Now, you might think in this era of rising interest rates that less money would be the answer. But the survey found that total loan balances rose from both the previous quarter and over the previous year. In fact, that year-over-year increase in loan balances was the second-largest in more than 30 years.
Businesses and consumers have plenty of reasons to borrow right now.
The FDIC found that loan balances increased across the board — consumer loans, commercial and industrial loans, and even mortgages.
“It’s a little surprising,” said Peter Alden, CEO of Bay State Savings Bank in Massachusetts. “We thought we’d come through year-end and into the first quarter with loan demand, based on the higher interest rates, decreasing.”
But inflation is pushing business clients to borrow so they can pay for more expensive inventory, Alden said. And consumers are using home equity loans to pay off their credit card debt.
“They can move from a credit card rate of, say, over 10% or 11% down to a 6.5% interest rate on an equity loan,” he added.
Businesses can justify paying higher interest rates if the projects they borrow for pay off. A lot of commercial real estate developers have been borrowing more lately, according to David Reiling, CEO of Sunrise Banks in Minnesota.
“They feel they can raise rents and stay competitive, and so the math still works,” he said.
The FDIC says loan-making could slow down if the global economy stumbles. But Dominik Mjartan, CEO of Optus Bank in South Carolina, said the economy in his region is booming.
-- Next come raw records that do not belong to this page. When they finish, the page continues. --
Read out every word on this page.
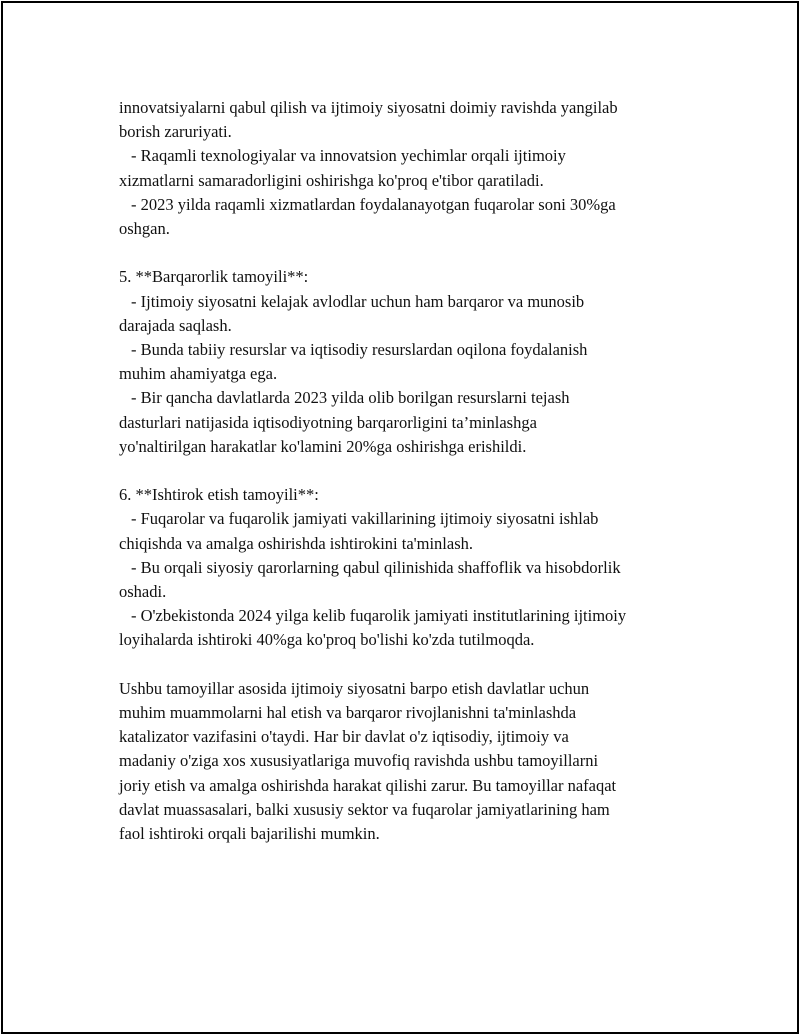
innovatsiyalarni qabul qilish va ijtimoiy siyosatni doimiy ravishda yangilab
borish zaruriyati.
- Raqamli texnologiyalar va innovatsion yechimlar orqali ijtimoiy
xizmatlarni samaradorligini oshirishga ko'proq e'tibor qaratiladi.
- 2023 yilda raqamli xizmatlardan foydalanayotgan fuqarolar soni 30%ga
oshgan.
5. **Barqarorlik tamoyili**:
- Ijtimoiy siyosatni kelajak avlodlar uchun ham barqaror va munosib
darajada saqlash.
- Bunda tabiiy resurslar va iqtisodiy resurslardan oqilona foydalanish
muhim ahamiyatga ega.
- Bir qancha davlatlarda 2023 yilda olib borilgan resurslarni tejash
dasturlari natijasida iqtisodiyotning barqarorligini ta’minlashga
yo'naltirilgan harakatlar ko'lamini 20%ga oshirishga erishildi.
6. **Ishtirok etish tamoyili**:
- Fuqarolar va fuqarolik jamiyati vakillarining ijtimoiy siyosatni ishlab
chiqishda va amalga oshirishda ishtirokini ta'minlash.
- Bu orqali siyosiy qarorlarning qabul qilinishida shaffoflik va hisobdorlik
oshadi.
- O'zbekistonda 2024 yilga kelib fuqarolik jamiyati institutlarining ijtimoiy
loyihalarda ishtiroki 40%ga ko'proq bo'lishi ko'zda tutilmoqda.
Ushbu tamoyillar asosida ijtimoiy siyosatni barpo etish davlatlar uchun
muhim muammolarni hal etish va barqaror rivojlanishni ta'minlashda
katalizator vazifasini o'taydi. Har bir davlat o'z iqtisodiy, ijtimoiy va
madaniy o'ziga xos xususiyatlariga muvofiq ravishda ushbu tamoyillarni
joriy etish va amalga oshirishda harakat qilishi zarur. Bu tamoyillar nafaqat
davlat muassasalari, balki xususiy sektor va fuqarolar jamiyatlarining ham
faol ishtiroki orqali bajarilishi mumkin.
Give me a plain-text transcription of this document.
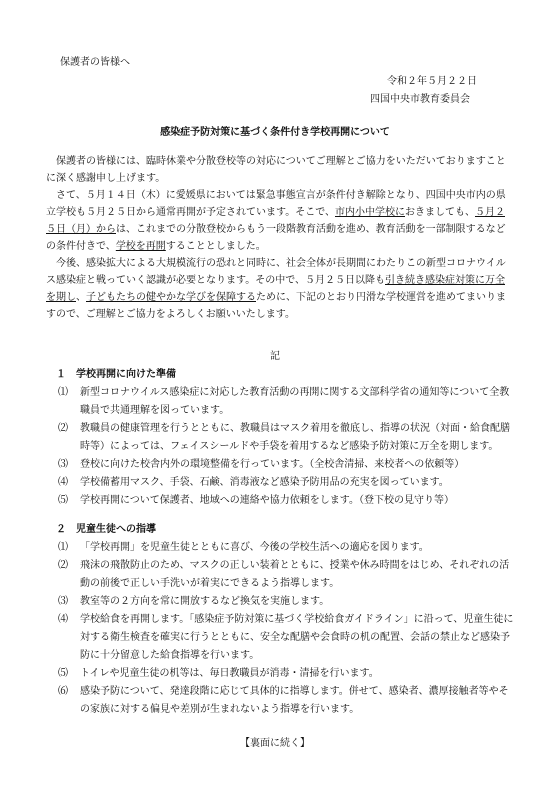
保護者の皆様へ
令和２年５月２２日
四国中央市教育委員会
感染症予防対策に基づく条件付き学校再開について

保護者の皆様には、臨時休業や分散登校等の対応についてご理解とご協力をいただいておりますことに深く感謝申し上げます。

さて、５月１４日（木）に愛媛県においては緊急事態宣言が条件付き解除となり、四国中央市内の県立学校も５月２５日から通常再開が予定されています。そこで、市内小中学校におきましても、５月２５日（月）からは、これまでの分散登校からもう一段階教育活動を進め、教育活動を一部制限するなどの条件付きで、学校を再開することとしました。

今後、感染拡大による大規模流行の恐れと同時に、社会全体が長期間にわたりこの新型コロナウイルス感染症と戦っていく認識が必要となります。その中で、５月２５日以降も引き続き感染症対策に万全を期し、子どもたちの健やかな学びを保障するために、下記のとおり円滑な学校運営を進めてまいりますので、ご理解とご協力をよろしくお願いいたします。

記
１　学校再開に向けた準備
⑴	新型コロナウイルス感染症に対応した教育活動の再開に関する文部科学省の通知等について全教職員で共通理解を図っています。
⑵	教職員の健康管理を行うとともに、教職員はマスク着用を徹底し、指導の状況（対面・給食配膳時等）によっては、フェイスシールドや手袋を着用するなど感染予防対策に万全を期します。
⑶	登校に向けた校舎内外の環境整備を行っています。（全校舎清掃、来校者への依頼等）
⑷	学校備蓄用マスク、手袋、石鹸、消毒液など感染予防用品の充実を図っています。
⑸	学校再開について保護者、地域への連絡や協力依頼をします。（登下校の見守り等）
２　児童生徒への指導
⑴	「学校再開」を児童生徒とともに喜び、今後の学校生活への適応を図ります。
⑵	飛沫の飛散防止のため、マスクの正しい装着とともに、授業や休み時間をはじめ、それぞれの活動の前後で正しい手洗いが着実にできるよう指導します。
⑶	教室等の２方向を常に開放するなど換気を実施します。
⑷	学校給食を再開します。「感染症予防対策に基づく学校給食ガイドライン」に沿って、児童生徒に対する衛生検査を確実に行うとともに、安全な配膳や会食時の机の配置、会話の禁止など感染予防に十分留意した給食指導を行います。
⑸	トイレや児童生徒の机等は、毎日教職員が消毒・清掃を行います。
⑹	感染予防について、発達段階に応じて具体的に指導します。併せて、感染者、濃厚接触者等やその家族に対する偏見や差別が生まれないよう指導を行います。
【裏面に続く】
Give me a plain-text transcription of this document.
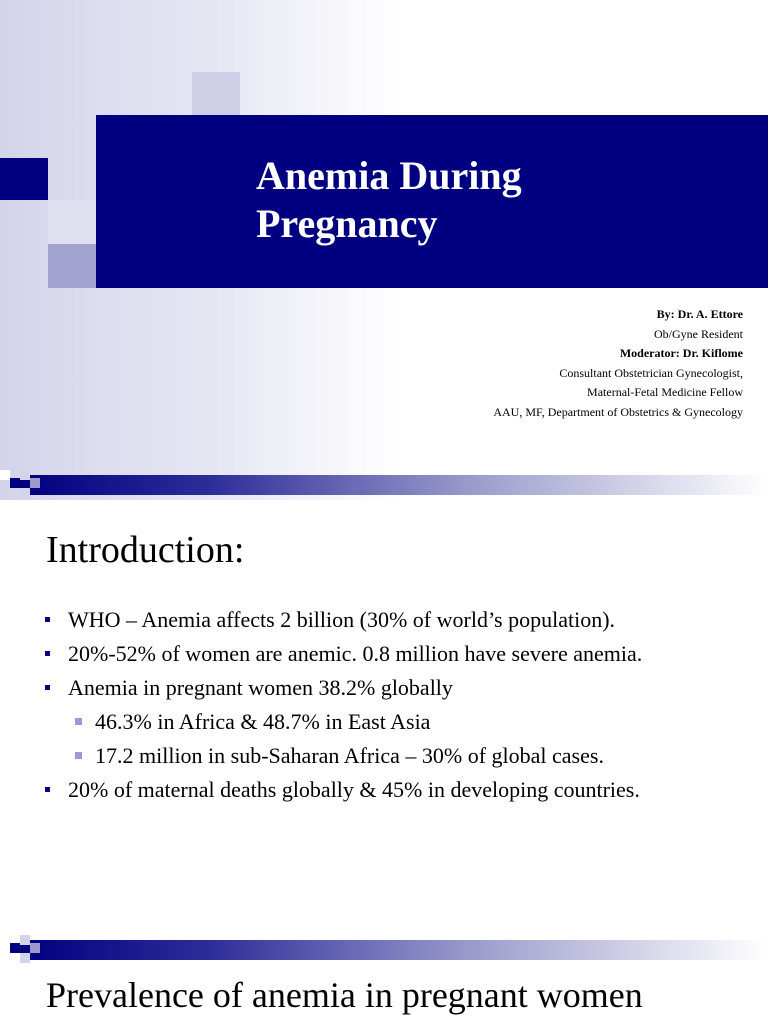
Anemia During
Pregnancy
By: Dr. A. Ettore
Ob/Gyne Resident
Moderator: Dr. Kiflome
Consultant Obstetrician Gynecologist,
Maternal-Fetal Medicine Fellow
AAU, MF, Department of Obstetrics & Gynecology
Introduction:
WHO – Anemia affects 2 billion (30% of world’s population).
20%-52% of women are anemic. 0.8 million have severe anemia.
Anemia in pregnant women 38.2% globally
46.3% in Africa & 48.7% in East Asia
17.2 million in sub-Saharan Africa – 30% of global cases.
20% of maternal deaths globally & 45% in developing countries.
Prevalence of anemia in pregnant women
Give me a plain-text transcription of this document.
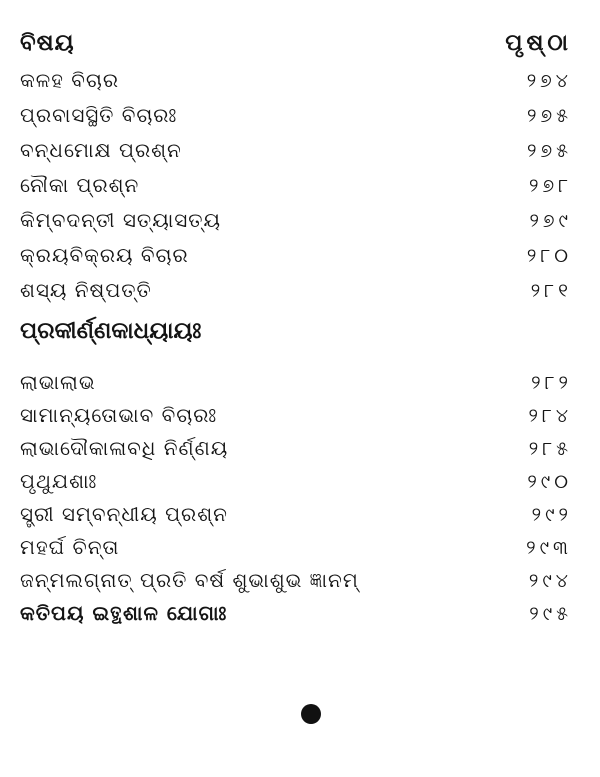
ବିଷୟ	ପୃଷ୍ଠା
କଳହ ବିଚାର	୨୭୪
ପ୍ରବାସସ୍ଥିତି ବିଚାରଃ	୨୭୫
ବନ୍ଧମୋକ୍ଷ ପ୍ରଶ୍ନ	୨୭୫
ନୌକା ପ୍ରଶ୍ନ	୨୭୮
କିମ୍ବଦନ୍ତୀ ସତ୍ୟାସତ୍ୟ	୨୭୯
କ୍ରୟବିକ୍ରୟ ବିଚାର	୨୮୦
ଶସ୍ୟ ନିଷ୍ପତ୍ତି	୨୮୧
ପ୍ରକୀର୍ଣ୍ଣକାଧ୍ୟାୟଃ
ଲାଭାଲାଭ	୨୮୨
ସାମାନ୍ୟତୋଭାବ ବିଚାରଃ	୨୮୪
ଲାଭାଦୌକାଳାବଧି ନିର୍ଣ୍ଣୟ	୨୮୫
ପୃଥୁଯଶାଃ	୨୯୦
ସ୍ତ୍ରୀ ସମ୍ବନ୍ଧୀୟ ପ୍ରଶ୍ନ	୨୯୨
ମହର୍ଘ ଚିନ୍ତା	୨୯୩
ଜନ୍ମଲଗ୍ନାତ୍ ପ୍ରତି ବର୍ଷ ଶୁଭାଶୁଭ ଜ୍ଞାନମ୍	୨୯୪
କତିପୟ ଇତ୍ଥଶାଳ ଯୋଗାଃ	୨୯୫
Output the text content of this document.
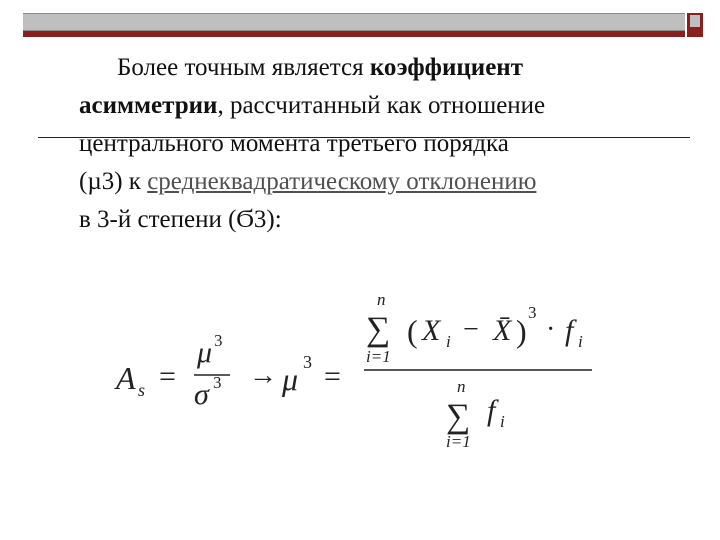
Более точным является коэффициент
асимметрии, рассчитанный как отношение
центрального момента третьего порядка
(µ3) к среднеквадратическому отклонению
в 3-й степени (Ϭ3):
A s =
μ 3
σ 3 → μ 3 =
n
∑
i=1
( X i − X̄ )
3
· f i
n
∑
i=1
f i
“Everything from real estate to restaurants, to new businesses — the interest rates have not seemed to damper that appetite for growth and access to credit at all,” he said.
Borrowers are asking about interest rates, Mjartan said, and many are trying to get creative. “Where you may have a three- or a five-year fixed-rate loan, at, let’s say, 6.5% or even 7%, but then you make it five years from now, you make it adjustable,” he said.
The idea is to save some money — if interest rates fall in the long run.